From the case law, it is clear that the duty of obedience is confined to compliance with the lawful and reasonable orders of an employer and as such the concept of an order being manifestly wrong has no part in the doctrine of superior orders. To that extent the Court of Appeal erred when it made an exception to the general rule on superior orders when stating that an employee is entitled to disobey the orders of his superior if he, the employee is aware that that such orders are manifestly wrong. However that exception holds good in military or criminal law as seen from the case of P.P. v Tengku Mahmood Iskandar (1973) 1 MLJ 128 where it was held that “a soldier is not protected where the order is grossly illegal.”
The duty of an employee at common law is also similar in that he is to comply with all lawful and reasonable orders given by his employer with respect to the performance of such functions within the scope of his employment. That duty is one of the fundamental obligations which are deemed to be impliedly undertaken in every contract of hiring. The duty of obedience at common law is subject to two qualifications, firstly that the employer may not order his employee to do something illegal or secondly order his employee to do anything dangerous.
However it may well be that an employee is caught in the situation that he
is required to obey an order and he is doubtful whether the order is legal or not. Under those circumstances the proper course is for the employee to obey the order first and to challenge its legality in separate proceedings. This distinction is made on the basis that if the law allows the employee to disobey any order he thinks is not legal, it would be impossible for the management to maintain discipline and industrial peace. On the other hand, if the employee takes upon himself to disobey the order which he thinks to be unlawful and unreasonable two courses are open to him. He can point out his difficulties, if any, to the superior and if the latter insists on the order being carried out, he can do the work and take the matter further in proceedings against his employer or to complain to his union. If he disobeys, he must take the risk if the Court finds the order to be lawful and reasonable. See the case of Pan Global Textiles Berhad, Pulau Pinang v Ang Beng Teik (2002) 2 MLJ 27.

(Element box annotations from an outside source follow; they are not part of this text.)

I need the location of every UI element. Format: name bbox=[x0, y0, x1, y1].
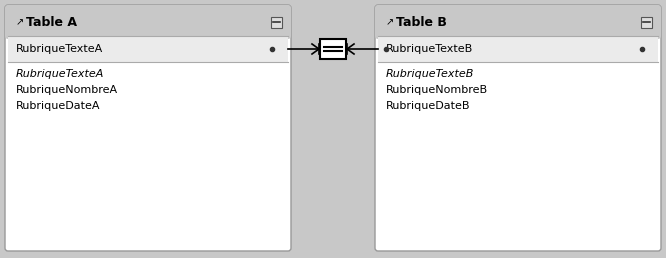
Text: RubriqueDateA: RubriqueDateA bbox=[16, 101, 101, 111]
Text: RubriqueNombreA: RubriqueNombreA bbox=[16, 85, 118, 95]
FancyBboxPatch shape bbox=[375, 5, 661, 251]
Bar bbox=[271, 17, 282, 28]
Text: RubriqueNombreB: RubriqueNombreB bbox=[386, 85, 488, 95]
Text: RubriqueTexteB: RubriqueTexteB bbox=[386, 44, 474, 54]
Bar bbox=[379, 22, 657, 36]
Text: RubriqueTexteA: RubriqueTexteA bbox=[16, 69, 105, 79]
Text: Table A: Table A bbox=[26, 15, 77, 28]
Bar bbox=[320, 39, 346, 59]
Text: RubriqueTexteB: RubriqueTexteB bbox=[386, 69, 474, 79]
Bar bbox=[378, 36, 658, 62]
Text: RubriqueDateB: RubriqueDateB bbox=[386, 101, 470, 111]
FancyBboxPatch shape bbox=[375, 5, 661, 39]
Text: Table B: Table B bbox=[396, 15, 447, 28]
Bar bbox=[8, 36, 288, 62]
Text: ↗: ↗ bbox=[386, 17, 394, 27]
FancyBboxPatch shape bbox=[5, 5, 291, 39]
Bar bbox=[9, 22, 287, 36]
Text: ↗: ↗ bbox=[16, 17, 24, 27]
FancyBboxPatch shape bbox=[5, 5, 291, 251]
Bar bbox=[641, 17, 652, 28]
Text: RubriqueTexteA: RubriqueTexteA bbox=[16, 44, 103, 54]
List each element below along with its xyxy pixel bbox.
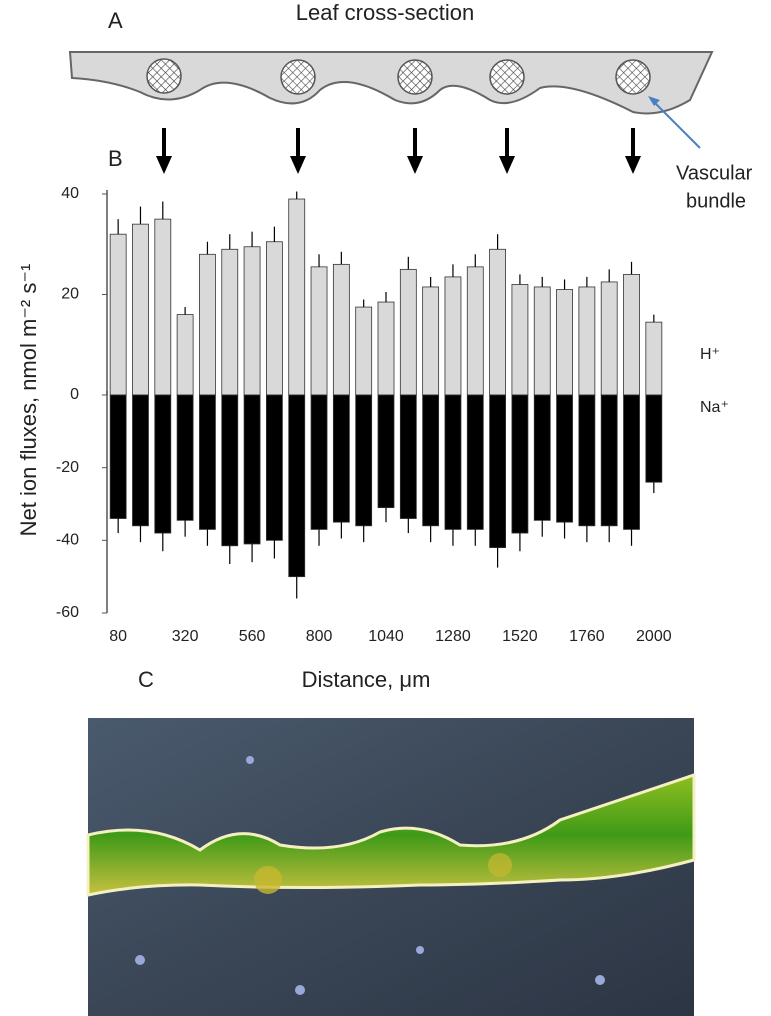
callout-head [648,96,660,106]
x-tick-label: 2000 [636,628,672,645]
bar [556,289,573,396]
bar [199,394,216,530]
bar [533,286,551,396]
y-tick-label: 20 [61,286,79,303]
bar [243,246,261,396]
bar [533,394,551,521]
bar [221,394,239,547]
bar [578,286,596,396]
x-tick-label: 560 [239,628,266,645]
bar [288,198,306,396]
x-tick-label: 1760 [569,628,605,645]
bar [466,394,484,530]
panel-label: A [108,8,123,33]
bar [288,394,306,578]
bar [399,268,417,396]
diagram-title: Leaf cross-section [296,0,475,25]
bar [310,266,328,396]
callout-line [651,99,701,149]
bar [489,248,507,396]
bar [199,253,216,396]
x-tick-label: 320 [172,628,199,645]
bar [221,248,239,396]
bar [600,394,618,527]
bar [422,286,440,396]
legend-label: Na⁺ [700,399,729,416]
x-tick-label: 1040 [368,628,404,645]
bar [332,263,350,396]
bar [511,394,529,534]
bar [132,223,149,396]
bar [645,321,663,396]
bar [444,394,462,530]
bar [332,394,350,523]
bar [176,394,194,521]
y-tick-label: -60 [56,604,79,621]
bar [265,241,283,396]
x-tick-label: 800 [306,628,333,645]
y-tick-label: -20 [56,459,79,476]
bar [377,394,395,509]
x-axis-label: Distance, μm [302,667,431,692]
bar [645,394,663,483]
bar [265,394,283,541]
bar [556,394,573,523]
bar [109,233,127,396]
y-tick-label: 40 [61,185,79,202]
x-tick-label: 1520 [502,628,538,645]
bar [243,394,261,545]
x-tick-label: 1280 [435,628,471,645]
bar [310,394,328,530]
leaf-outline [68,51,714,115]
bar [466,266,484,396]
bar [511,284,529,396]
bar [355,306,373,396]
panel-label: C [138,667,154,692]
bar [176,314,194,396]
bar [355,394,373,527]
callout: Vascular [676,162,753,184]
bar [578,394,596,527]
bar [422,394,440,527]
bar [623,394,640,530]
bar [623,273,640,396]
bar [377,301,395,396]
micrograph [86,718,696,1016]
y-axis-label: Net ion fluxes, nmol m⁻² s⁻¹ [16,264,41,537]
panel-label: B [108,146,123,171]
bar [132,394,149,527]
bar [109,394,127,519]
bundles [146,58,651,95]
bar [154,218,172,396]
legend-label: H⁺ [700,346,720,363]
bar [399,394,417,519]
bundle-arrows [156,128,641,174]
y-tick-label: -40 [56,532,79,549]
bar [600,281,618,396]
bar [444,276,462,396]
y-tick-label: 0 [70,386,79,403]
bar [489,394,507,549]
x-tick-label: 80 [109,628,127,645]
callout: bundle [686,190,746,212]
bar [154,394,172,534]
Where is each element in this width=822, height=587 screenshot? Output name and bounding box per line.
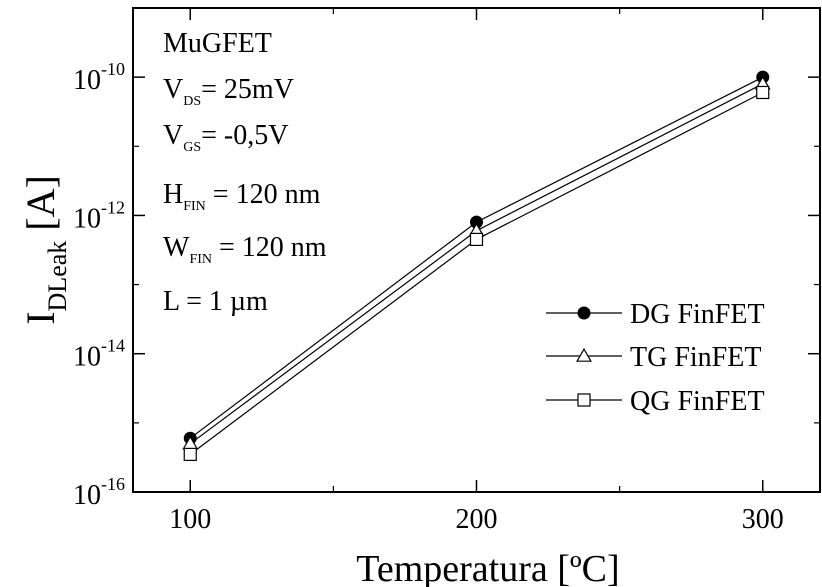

For the reasons that we give in this judgment we answer both questions posed to us in the negative.
As we accept the findings of fact made by the Industrial Court and we see nothing perverse in their application to the relevant employment laws, we allow this appeal with costs here as well as costs in the High Court and Court of Appeal, set aside the orders of the Court of Appeal dated 20 November 2003 and restore Award No. 179 of 1993 dated 16 June 1993. The deposit made in this appeal is to be refunded to the Appellant.
My learned brothers, Abdul Malek Ahmad, PCA, and Alauddin Mohd Sheriff, FCJ, who have had sight of this judgment in draft concur with the reasons given and the conclusions reached.
Sgd.
Dated: 4 July 2006 (SITI NORMA YAAKOB )
FEDERAL COURT MALAYSIA
PUTRAJAYA
Counsel:
Dato’ Dr. Cyrus Das (Mr. Wang Kuo Shing with him) for the Appellant.